Universal Properties of Weakly Bound Two-Neutron Halo Nuclei

TL;DR

This paper develops an effective field theory describing weakly bound two-neutron halo nuclei, revealing universal properties and explicit relations between matter and charge radii, and dipole strength functions, in the double fine-tuning limit.

Contribution

It introduces a universal effective field theory for two-neutron halo nuclei without Efimov effect, providing explicit formulas for radii ratios and dipole strength functions.

Findings

The ratio of matter to charge radius depends on the ratio of neutron separation energy to virtual energy.

When the separation energy is much larger than virtual energy, the radius ratio approaches 2/3 times the core's mass number.

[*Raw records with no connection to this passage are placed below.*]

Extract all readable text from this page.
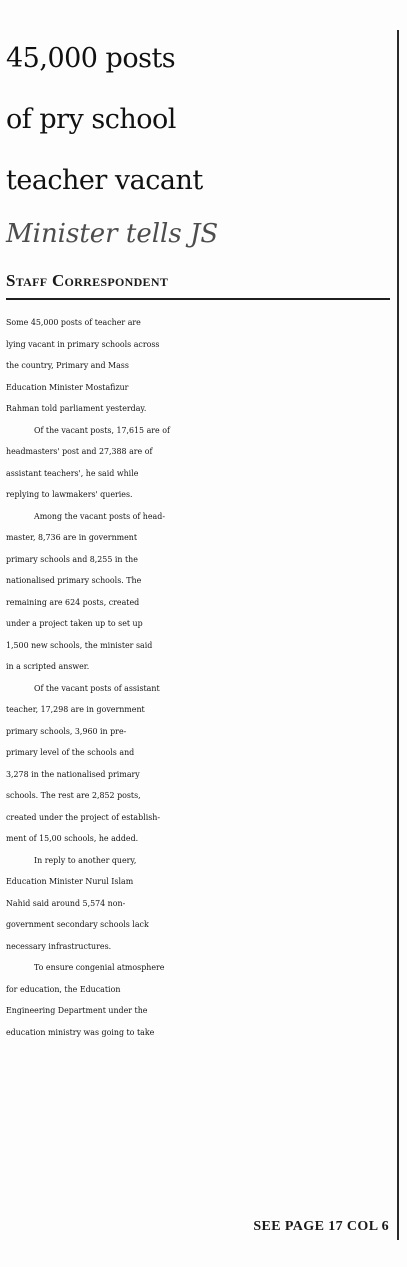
45,000 posts
of pry school
teacher vacant
Minister tells JS
Staff Correspondent
Some 45,000 posts of teacher are
lying vacant in primary schools across
the country, Primary and Mass
Education Minister Mostafizur
Rahman told parliament yesterday.
Of the vacant posts, 17,615 are of
headmasters' post and 27,388 are of
assistant teachers', he said while
replying to lawmakers' queries.
Among the vacant posts of head-
master, 8,736 are in government
primary schools and 8,255 in the
nationalised primary schools. The
remaining are 624 posts, created
under a project taken up to set up
1,500 new schools, the minister said
in a scripted answer.
Of the vacant posts of assistant
teacher, 17,298 are in government
primary schools, 3,960 in pre-
primary level of the schools and
3,278 in the nationalised primary
schools. The rest are 2,852 posts,
created under the project of establish-
ment of 15,00 schools, he added.
In reply to another query,
Education Minister Nurul Islam
Nahid said around 5,574 non-
government secondary schools lack
necessary infrastructures.
To ensure congenial atmosphere
for education, the Education
Engineering Department under the
education ministry was going to take
SEE PAGE 17 COL 6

The shape of the E1 dipole strength function is explicitly derived as a function of the energy ratio.

Abstract

We construct an effective field theory of a two-neutron halo nucleus in the limit where the two-neutron separation energy $B$ and the neutron-neutron two-body virtual energy $\epsilon_n$ are smaller than any other energy scale in the problem, but the scattering between the core and a single neutron is not fine-tuned, and the Efimov effect does not operate. The theory has one dimensionless coupling which formally runs to a Landau pole in the ultraviolet. We show that many properties of the system are universal in the double fine-tuning limit. The ratio of the mean-square matter radius and charge radius is found to be $\langle r^2_m \rangle/\langle r^2_c\rangle = A f(\epsilon_n/B)$, where $A$ is the mass number of the core and $f$ is a function of the ratio $\epsilon_n/B$ which we find explicitly. In particular, when $B\gg\epsilon_n$, $\langle r^2_m\rangle/\langle r^2_c\rangle = \frac23 A$. The shape of the the $E1$ dipole strength function also depends only on the ratio $\epsilon_n/B$ and is derived in explicit analytic form. We estimate that for the $^{22}$C nucleus higher-order corrections to our theory are of order 20% or less if the two-neutron separation energy is less than 100 keV and the $s$-wave scattering length between a neutron and a $^{20}$C nucleus is less than 2.8 fm.